After creating the auxiliary variable, I've encountered a similar error to #78:
ERROR: AssertionError: Variable dzc(Z, τ) does not appear in any equation, therefore cannot be solved for Stacktrace: [1] build_variable_mapping(m::Matrix{Int64}, vars::Vector{Any}, pdes::Vector{Equation}) @ MethodOfLines ~/Documents/Git/MethodOfLines.jl/src/interiormap.jl:69 [2] MethodOfLines.InteriorMap(pdes::Vector{Equation}, boundarymap::Dict{Sym{SymbolicUtils.FnType{Tuple, Real}, Nothing}, Dict{Sym{Real, Base.ImmutableDict{DataType, Any}}, Vector{Any}}}, s::MethodOfLines.DiscreteSpace{1, 4, MethodOfLines.CenterAlignedGrid}) @ MethodOfLines ~/Documents/Git/MethodOfLines.jl/src/interiormap.jl:20 [3] symbolic_discretize(pdesys::PDESystem, discretization::MOLFiniteDifference{MethodOfLines.CenterAlignedGrid}) @ MethodOfLines ~/Documents/Git/MethodOfLines.jl/src/discretization/MOL_discretization.jl:52 [4] discretize(pdesys::PDESystem, discretization::MOLFiniteDifference{MethodOfLines.CenterAlignedGrid}) @ MethodOfLines ~/Documents/Git/MethodOfLines.jl/src/discretization/MOL_discretization.jl:146 [5] top-level scope @ REPL[35]:2
I've also pulled the recommend branch for this issue, but ran into the same error.
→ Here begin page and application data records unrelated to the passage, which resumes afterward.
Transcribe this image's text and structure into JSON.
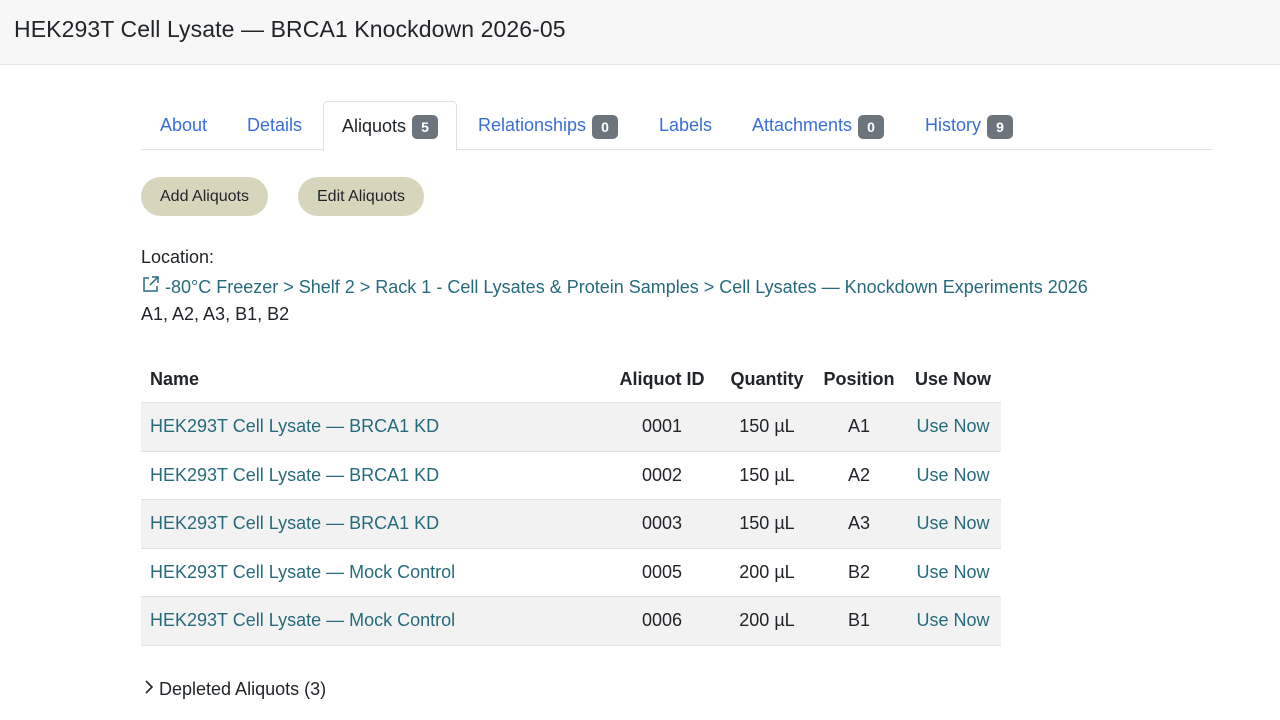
{
  "page_title": "HEK293T Cell Lysate — BRCA1 Knockdown 2026-05",
  "tabs": [
    {
      "label": "About"
    },
    {
      "label": "Details"
    },
    {
      "label": "Aliquots",
      "count": "5"
    },
    {
      "label": "Relationships",
      "count": "0"
    },
    {
      "label": "Labels"
    },
    {
      "label": "Attachments",
      "count": "0"
    },
    {
      "label": "History",
      "count": "9"
    }
  ],
  "active_tab": "Aliquots",
  "actions": {
    "add": "Add Aliquots",
    "edit": "Edit Aliquots"
  },
  "location": {
    "label": "Location:",
    "path": "-80°C Freezer > Shelf 2 > Rack 1 - Cell Lysates & Protein Samples > Cell Lysates — Knockdown Experiments 2026",
    "positions": "A1, A2, A3, B1, B2"
  },
  "table": {
    "headers": [
      "Name",
      "Aliquot ID",
      "Quantity",
      "Position",
      "Use Now"
    ],
    "rows": [
      {
        "name": "HEK293T Cell Lysate — BRCA1 KD",
        "id": "0001",
        "qty": "150 µL",
        "pos": "A1",
        "action": "Use Now"
      },
      {
        "name": "HEK293T Cell Lysate — BRCA1 KD",
        "id": "0002",
        "qty": "150 µL",
        "pos": "A2",
        "action": "Use Now"
      },
      {
        "name": "HEK293T Cell Lysate — BRCA1 KD",
        "id": "0003",
        "qty": "150 µL",
        "pos": "A3",
        "action": "Use Now"
      },
      {
        "name": "HEK293T Cell Lysate — Mock Control",
        "id": "0005",
        "qty": "200 µL",
        "pos": "B2",
        "action": "Use Now"
      },
      {
        "name": "HEK293T Cell Lysate — Mock Control",
        "id": "0006",
        "qty": "200 µL",
        "pos": "B1",
        "action": "Use Now"
      }
    ]
  },
  "depleted": {
    "label": "Depleted Aliquots (3)"
  },
  "colors": {
    "link": "#266b7c",
    "tab_link": "#3b6fd6",
    "badge": "#6c757d",
    "button": "#d7d6bd"
  },
  "icons": {
    "location": "external-link-icon",
    "depleted": "chevron-right-icon"
  }
}
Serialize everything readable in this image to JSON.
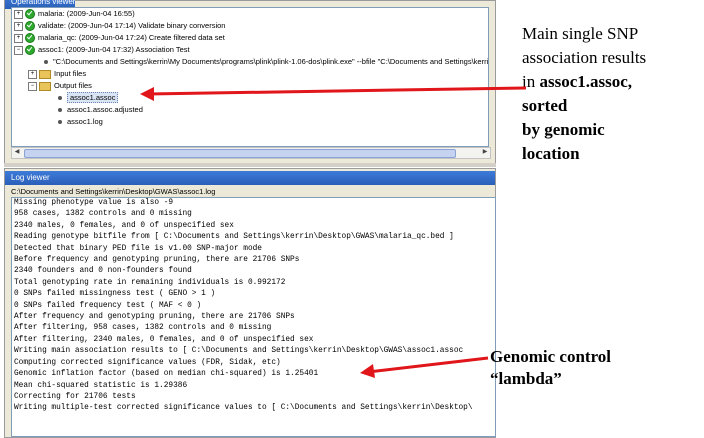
{
  "operations_viewer": {
    "title": "Operations viewer",
    "items": [
      {
        "label": "malaria: (2009-Jun-04 16:55)"
      },
      {
        "label": "validate: (2009-Jun-04 17:14) Validate binary conversion"
      },
      {
        "label": "malaria_qc: (2009-Jun-04 17:24) Create filtered data set"
      },
      {
        "label": "assoc1: (2009-Jun-04 17:32) Association Test"
      }
    ],
    "command": "\"C:\\Documents and Settings\\kerrin\\My Documents\\programs\\plink\\plink-1.06-dos\\plink.exe\"   --bfile \"C:\\Documents and Settings\\kerri",
    "input_files_label": "Input files",
    "output_files_label": "Output files",
    "output_files": [
      "assoc1.assoc",
      "assoc1.assoc.adjusted",
      "assoc1.log"
    ],
    "selected_file": "assoc1.assoc"
  },
  "log_viewer": {
    "title": "Log viewer",
    "path": "C:\\Documents and Settings\\kerrin\\Desktop\\GWAS\\assoc1.log",
    "lines": [
      "Missing phenotype value is also -9",
      "958 cases, 1382 controls and 0 missing",
      "2340 males, 0 females, and 0 of unspecified sex",
      "Reading genotype bitfile from [ C:\\Documents and Settings\\kerrin\\Desktop\\GWAS\\malaria_qc.bed ]",
      "Detected that binary PED file is v1.00 SNP-major mode",
      "Before frequency and genotyping pruning, there are 21706 SNPs",
      "2340 founders and 0 non-founders found",
      "Total genotyping rate in remaining individuals is 0.992172",
      "0 SNPs failed missingness test ( GENO > 1 )",
      "0 SNPs failed frequency test ( MAF < 0 )",
      "After frequency and genotyping pruning, there are 21706 SNPs",
      "After filtering, 958 cases, 1382 controls and 0 missing",
      "After filtering, 2340 males, 0 females, and 0 of unspecified sex",
      "Writing main association results to [ C:\\Documents and Settings\\kerrin\\Desktop\\GWAS\\assoc1.assoc",
      "Computing corrected significance values (FDR, Sidak, etc)",
      "Genomic inflation factor (based on median chi-squared) is 1.25401",
      "Mean chi-squared statistic is 1.29386",
      "Correcting for 21706 tests",
      "Writing multiple-test corrected significance values to [ C:\\Documents and Settings\\kerrin\\Desktop\\"
    ]
  },
  "annotations": {
    "main_result": {
      "line1": "Main single SNP",
      "line2": "association results",
      "line3_prefix": "in ",
      "line3_bold": "assoc1.assoc,",
      "line4": "sorted",
      "line5": "by genomic",
      "line6": "location"
    },
    "genomic_control": {
      "line1": "Genomic control",
      "line2": "“lambda”"
    }
  },
  "colors": {
    "arrow": "#e0161a",
    "status_ok": "#2fa82f",
    "title_bar": "#2a5fb8"
  },
  "icons": [
    "expand-icon",
    "collapse-icon",
    "status-ok-icon",
    "folder-icon",
    "file-dot-icon"
  ]
}
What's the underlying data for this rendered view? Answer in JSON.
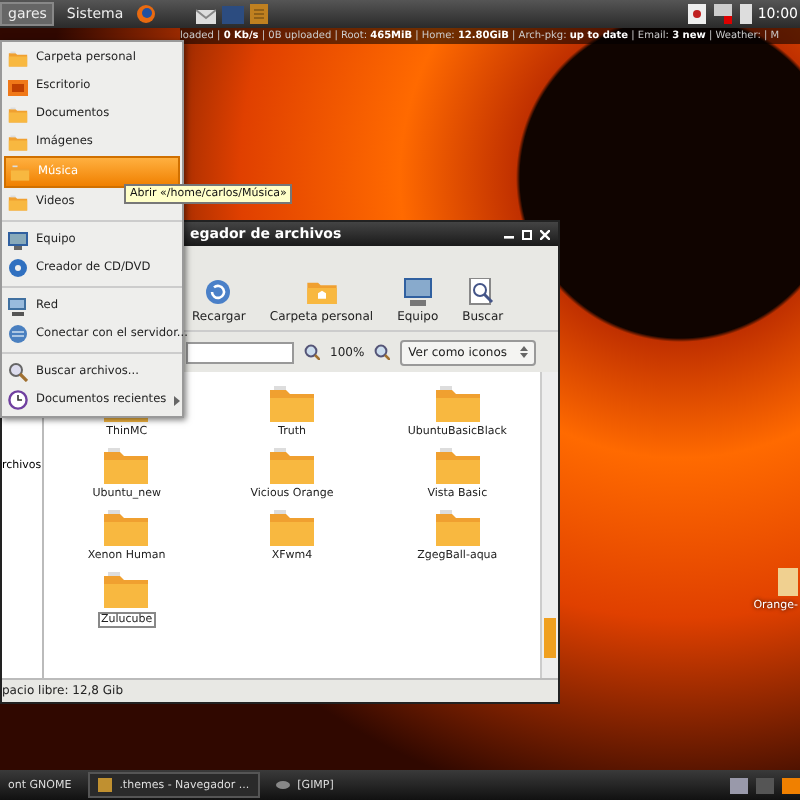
{
  "top_panel": {
    "menus": [
      {
        "label": "gares",
        "selected": true
      },
      {
        "label": "Sistema",
        "selected": false
      }
    ],
    "clock": "10:00"
  },
  "status_strip": "loaded | **0 Kb/s** | 0B uploaded | Root: **465MiB** | Home: **12.80GiB** | Arch-pkg: **up to date** | Email: **3 new** | Weather: | M",
  "places_menu": {
    "groups": [
      [
        {
          "label": "Carpeta personal",
          "kind": "folder",
          "selected": false
        },
        {
          "label": "Escritorio",
          "kind": "desktop",
          "selected": false
        },
        {
          "label": "Documentos",
          "kind": "folder",
          "selected": false
        },
        {
          "label": "Imágenes",
          "kind": "folder",
          "selected": false
        },
        {
          "label": "Música",
          "kind": "folder",
          "selected": true
        },
        {
          "label": "Videos",
          "kind": "folder",
          "selected": false
        }
      ],
      [
        {
          "label": "Equipo",
          "kind": "computer",
          "selected": false
        },
        {
          "label": "Creador de CD/DVD",
          "kind": "disc",
          "selected": false
        }
      ],
      [
        {
          "label": "Red",
          "kind": "network",
          "selected": false
        },
        {
          "label": "Conectar con el servidor...",
          "kind": "connect",
          "selected": false
        }
      ],
      [
        {
          "label": "Buscar archivos...",
          "kind": "search",
          "selected": false
        },
        {
          "label": "Documentos recientes",
          "kind": "recent",
          "selected": false,
          "submenu": true
        }
      ]
    ]
  },
  "tooltip": "Abrir «/home/carlos/Música»",
  "file_manager": {
    "title": "egador de archivos",
    "toolbar": [
      {
        "label": "Recargar",
        "kind": "reload"
      },
      {
        "label": "Carpeta personal",
        "kind": "home"
      },
      {
        "label": "Equipo",
        "kind": "computer"
      },
      {
        "label": "Buscar",
        "kind": "search"
      }
    ],
    "zoom": "100%",
    "view_mode": "Ver como iconos",
    "sidebar_text": "rchivos",
    "folders": [
      {
        "name": "ThinMC",
        "selected": false
      },
      {
        "name": "Truth",
        "selected": false
      },
      {
        "name": "UbuntuBasicBlack",
        "selected": false
      },
      {
        "name": "Ubuntu_new",
        "selected": false
      },
      {
        "name": "Vicious Orange",
        "selected": false
      },
      {
        "name": "Vista Basic",
        "selected": false
      },
      {
        "name": "Xenon Human",
        "selected": false
      },
      {
        "name": "XFwm4",
        "selected": false
      },
      {
        "name": "ZgegBall-aqua",
        "selected": false
      },
      {
        "name": "Zulucube",
        "selected": true
      }
    ],
    "status": "pacio libre: 12,8 Gib"
  },
  "desktop_icons": [
    {
      "label": "Orange-"
    }
  ],
  "taskbar": {
    "tasks": [
      {
        "label": "ont GNOME",
        "kind": "plain",
        "selected": false
      },
      {
        "label": ".themes - Navegador ...",
        "kind": "folder",
        "selected": true
      },
      {
        "label": "[GIMP]",
        "kind": "app",
        "selected": false
      }
    ]
  }
}
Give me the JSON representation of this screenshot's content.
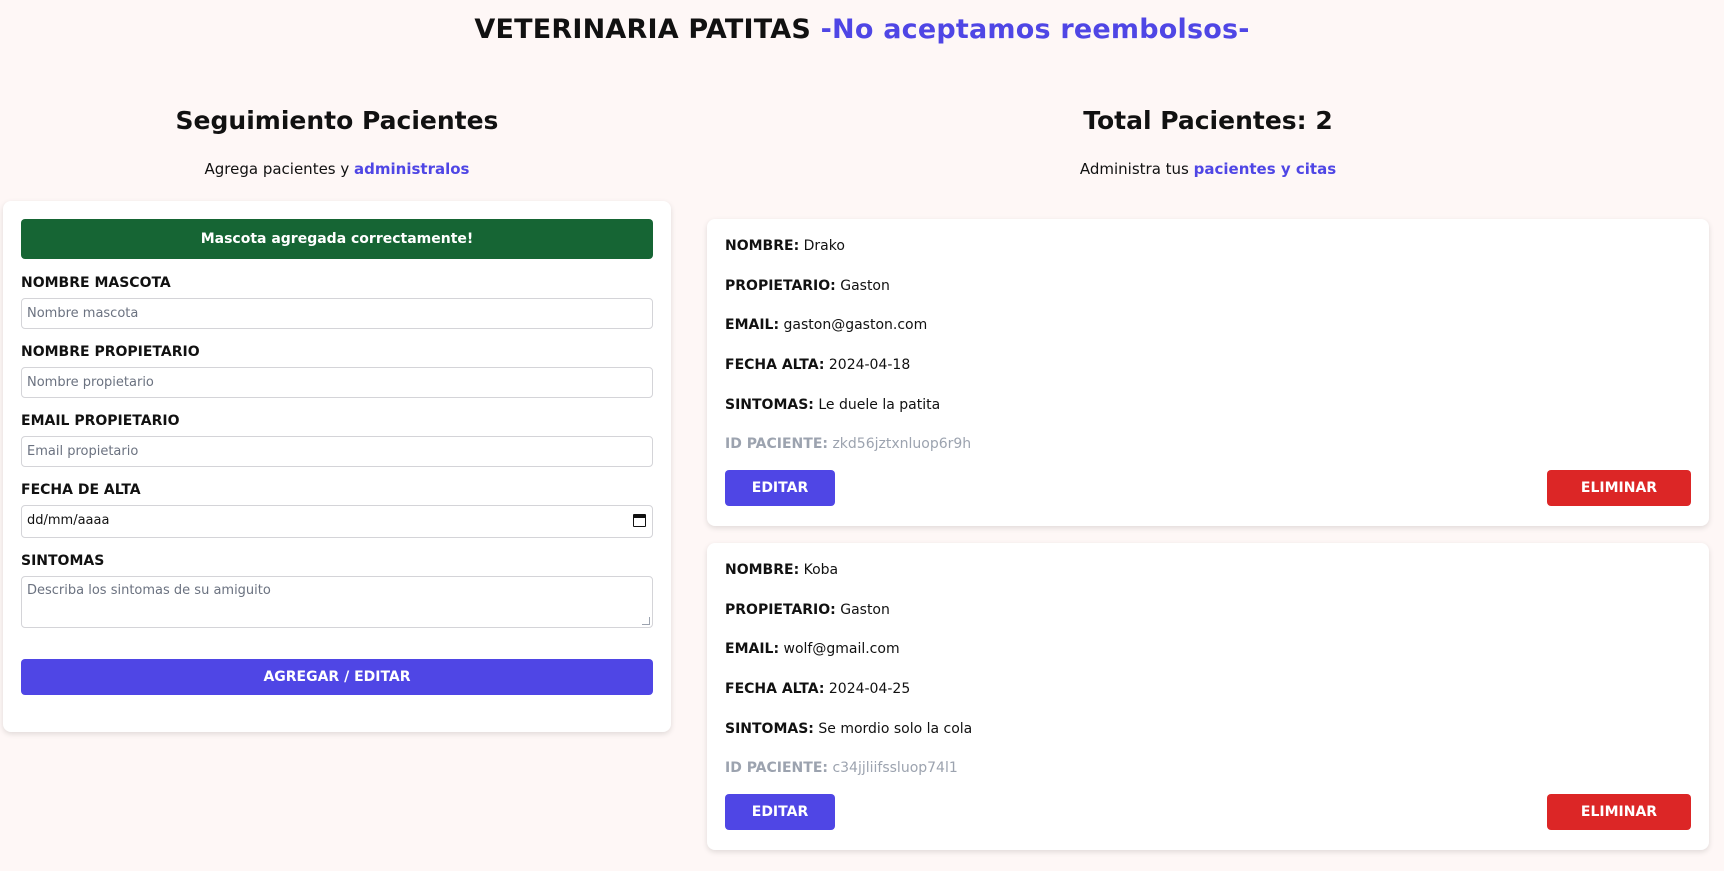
{
  "header": {
    "title": "VETERINARIA PATITAS",
    "tagline": "-No aceptamos reembolsos-"
  },
  "form_section": {
    "title": "Seguimiento Pacientes",
    "subtitle_prefix": "Agrega pacientes y ",
    "subtitle_accent": "administralos",
    "alert": "Mascota agregada correctamente!",
    "fields": {
      "pet_name": {
        "label": "NOMBRE MASCOTA",
        "placeholder": "Nombre mascota",
        "value": ""
      },
      "owner_name": {
        "label": "NOMBRE PROPIETARIO",
        "placeholder": "Nombre propietario",
        "value": ""
      },
      "owner_email": {
        "label": "EMAIL PROPIETARIO",
        "placeholder": "Email propietario",
        "value": ""
      },
      "date": {
        "label": "FECHA DE ALTA",
        "value": "dd/mm/aaaa"
      },
      "symptoms": {
        "label": "SINTOMAS",
        "placeholder": "Describa los sintomas de su amiguito",
        "value": ""
      }
    },
    "submit_label": "AGREGAR / EDITAR"
  },
  "list_section": {
    "title": "Total Pacientes: 2",
    "subtitle_prefix": "Administra tus ",
    "subtitle_accent": "pacientes y citas",
    "labels": {
      "name": "NOMBRE:",
      "owner": "PROPIETARIO:",
      "email": "EMAIL:",
      "date": "FECHA ALTA:",
      "symptoms": "SINTOMAS:",
      "id": "ID PACIENTE:"
    },
    "edit_label": "EDITAR",
    "delete_label": "ELIMINAR",
    "patients": [
      {
        "name": "Drako",
        "owner": "Gaston",
        "email": "gaston@gaston.com",
        "date": "2024-04-18",
        "symptoms": "Le duele la patita",
        "id": "zkd56jztxnluop6r9h"
      },
      {
        "name": "Koba",
        "owner": "Gaston",
        "email": "wolf@gmail.com",
        "date": "2024-04-25",
        "symptoms": "Se mordio solo la cola",
        "id": "c34jjliifssluop74l1"
      }
    ]
  },
  "colors": {
    "accent": "#4f46e5",
    "success": "#166534",
    "danger": "#dc2626",
    "background": "#fef7f6"
  }
}
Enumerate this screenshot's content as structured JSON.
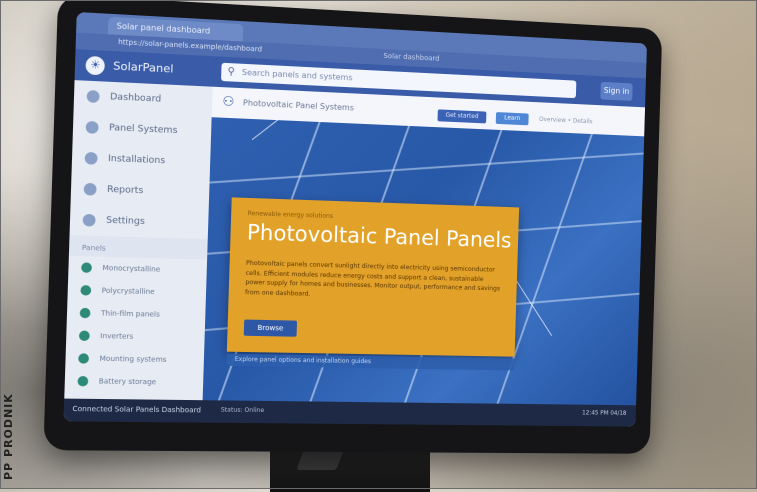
{
  "watermark": "PP PRODNIK",
  "browser": {
    "tab_label": "Solar panel dashboard",
    "address": "https://solar-panels.example/dashboard",
    "address_right": "Solar dashboard"
  },
  "app": {
    "name": "SolarPanel",
    "search_placeholder": "Search panels and systems",
    "action_label": "Sign in"
  },
  "sidebar": {
    "items": [
      {
        "label": "Dashboard"
      },
      {
        "label": "Panel Systems"
      },
      {
        "label": "Installations"
      },
      {
        "label": "Reports"
      },
      {
        "label": "Settings"
      }
    ],
    "section_label": "Panels",
    "sub_items": [
      {
        "label": "Monocrystalline"
      },
      {
        "label": "Polycrystalline"
      },
      {
        "label": "Thin-film panels"
      },
      {
        "label": "Inverters"
      },
      {
        "label": "Mounting systems"
      },
      {
        "label": "Battery storage"
      }
    ]
  },
  "main": {
    "title": "Photovoltaic Panel Systems",
    "button1": "Get started",
    "button2": "Learn",
    "meta": "Overview  •  Details"
  },
  "card": {
    "kicker": "Renewable energy solutions",
    "title": "Photovoltaic Panel Panels",
    "body": "Photovoltaic panels convert sunlight directly into electricity using semiconductor cells. Efficient modules reduce energy costs and support a clean, sustainable power supply for homes and businesses. Monitor output, performance and savings from one dashboard.",
    "button": "Browse",
    "strip": "Explore panel options and installation guides"
  },
  "status": {
    "left": "Connected  Solar Panels  Dashboard",
    "mid": "Status: Online",
    "right": "12:45 PM  04/18"
  }
}
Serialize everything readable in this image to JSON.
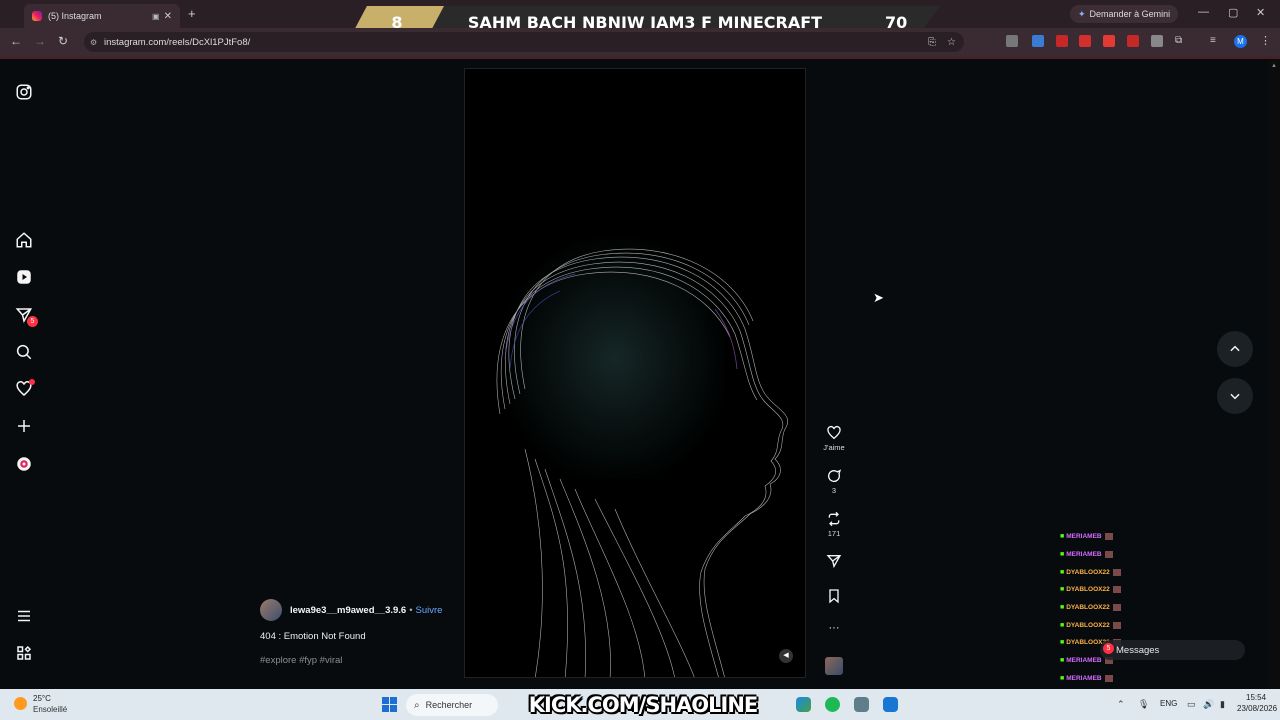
{
  "browser": {
    "tab_title": "(5) Instagram",
    "new_tab": "+",
    "url": "instagram.com/reels/DcXl1PJtFo8/",
    "gemini": "Demander à Gemini",
    "profile_initial": "M",
    "window_controls": {
      "minimize": "—",
      "maximize": "▢",
      "close": "✕"
    },
    "nav": {
      "back": "←",
      "forward": "→",
      "reload": "↻"
    }
  },
  "stream_banner": {
    "left_score": "8",
    "title": "SAHM BACH NBNIW JAM3 F MINECRAFT",
    "right_score": "70"
  },
  "sidebar": {
    "icons": [
      "instagram-logo-icon",
      "home-icon",
      "reels-icon",
      "messages-icon",
      "search-icon",
      "notifications-icon",
      "create-icon",
      "threads-icon",
      "menu-icon",
      "more-apps-icon"
    ],
    "messages_badge": "5"
  },
  "reel": {
    "author": "lewa9e3__m9awed__3.9.6",
    "separator": "•",
    "follow": "Suivre",
    "caption": "404 : Emotion Not Found",
    "hashtags": "#explore #fyp #viral",
    "like_label": "J'aime",
    "comments_count": "3",
    "reposts_count": "171",
    "more": "···"
  },
  "chat": [
    {
      "user": "MERIAMEB",
      "color": "#d66bff"
    },
    {
      "user": "MERIAMEB",
      "color": "#d66bff"
    },
    {
      "user": "DYABLOOX22",
      "color": "#ffb347"
    },
    {
      "user": "DYABLOOX22",
      "color": "#ffb347"
    },
    {
      "user": "DYABLOOX22",
      "color": "#ffb347"
    },
    {
      "user": "DYABLOOX22",
      "color": "#ffb347"
    },
    {
      "user": "DYABLOOX22",
      "color": "#ffb347"
    },
    {
      "user": "MERIAMEB",
      "color": "#d66bff"
    },
    {
      "user": "MERIAMEB",
      "color": "#d66bff"
    }
  ],
  "messages_popup": {
    "label": "Messages",
    "badge": "5"
  },
  "taskbar": {
    "temp": "25°C",
    "weather": "Ensoleillé",
    "search": "Rechercher",
    "kick_prefix": "K",
    "kick_text": "KICK.COM/SHAOLINE",
    "lang": "ENG",
    "time": "15:54",
    "date": "23/08/2026"
  }
}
There appears to be nothing returned from the j = findfirst(isequal(0), cols) line in build_variable_mapping() located in interiormap.jl. This appears to stem from the creation of m from pdesys.eqs and the s = DiscreteSpace(domain, alldepvars, allindvars, discretization). Any thoughts?
Full code:
using ModelingToolkit, MethodOfLines, OrdinaryDiffEq, DomainSets
@parameters Z τ
@variables c(..) ϕ(..) S(..) dzc(..)
Dz = Differential(Z)
Dzz = Differential(Z)^2
Dτ = Differential(τ)
Z_min = Z_min = τ_min = 0.0
Z_max = 1.0
τ_max = 50.0
# Parameters
iₐ = 10.
i₀ = 20.
D₁ = 1e-11
F = 96487.
R = 8.314
T = 298.15
Lₓ = 50e-6
c₀ = 1000.
Mᵥ = 1.2998e-5
Cᵣ = cᵥ = 1.
# Dimensionless Parameters
δ = iₐ*Lₓ*Cᵣ/(2*F*D₁*c₀)
tD = abs(Cᵣ)*Lₓ^2/(3600*D₁)
Da = i₀*Lₓ/(2*F*D₁*c₀)
Pe = Mᵥ*i₀*3600/(Lₓ*Cᵣ*F)
ϕ₀ = R*T/F
# PDE
eq = [
dzc(Z,τ) ~ Dz(c(Z,τ)),
dzc(Z,τ)*Dz(ϕ(Z,τ))+c(Z,τ)*(Dzz(ϕ(Z,τ)))/(1.0-S(τ))^2 ~ 0.0,
Dτ(c(Z,τ)) ~ (-Pe*(c(Z,τ)/c₀)^(1/2)*(-ϕ(Z,τ)/ϕ₀)*(1.0-Z)*(dzc(Z,τ)))/(tD*(1.0-S(τ)))+(Dzz(c(Z,τ))/(tD*(1.0-S(τ))^2)),
Dτ(S(τ)) ~ (Pe*ϕ(Z,τ)*c(Z,τ)^(1/2))/(tD)
]
domains = [Z ∈ Interval(Z_min, Z_max),
τ ∈ Interval(τ_min, τ_max)]
# BCs
bcs = [
#Initial
c(Z,0) ~ 1.0, # Concentration @ τ=0
S(0) ~ 0.02, # Moving Boundary @ τ=0
#Boundary
c(Z_max,τ)*(Dz(ϕ(1,τ))) ~ -δ*(1-S(τ)), # ϕ @ Z = 1
ϕ(Z_max,τ) ~ 0.0, # ϕ @ Z = 1
Dz(c(Z_max,τ)) ~ -δ*(1-S(τ)), # Concentration @ Z = 1
Dz(ϕ(Z_max,τ)) ~ 0.0, # ϕ @ Z = 0
Dz(ϕ(Z_min,τ))/(1-S(τ)) ~ -Da*(c(Z_min,τ)^(1/2))-ϕ(Z_min,τ), # ϕ BC @ Z = 0
Dz(c(Z_min,τ))/(1-S(τ)) ~ -Da*c(Z_min,τ)^(1/2)*(-ϕ(Z_min,τ))+cᵥ*Pe*c(Z_min,τ)^(3/2)*(-ϕ(Z_min,τ)), # Concentration @ Z = 0
dzc(Z_max,τ) ~ -δ*(1-S(τ)),
dzc(Z_min,τ)/(1-S(τ)) ~ -Da*c(Z_min,τ)^(1/2)*(-ϕ(Z_min,τ))+cᵥ*Pe*c(Z_min,τ)^(3/2)*(-ϕ(Z_min,τ)) # Concentration @ Z = 0
]
@named pdesys = PDESystem(eq,bcs,domains,[Z,τ],[c(Z,τ), ϕ(Z,τ), S(τ), dzc(Z,τ)])
N = 4
dz = (Z_max-Z_min)/N
order = 2
discretization = MOLFiniteDifference([Z => dz], τ, approx_order=order, grid_align=center_align)
# Convert the PDE problem into an ODE problem
prob = discretize(pdesys,discretization)
I've tracked the issue to this equation Dτ(S(τ)) ~ (Pe*ϕ(Z,τ)*c(Z,τ)^(1/2))/(tD). I don't know what to do about this since the lhs has no Z dependence, but the rhs does, can you advise on how this would be discretized?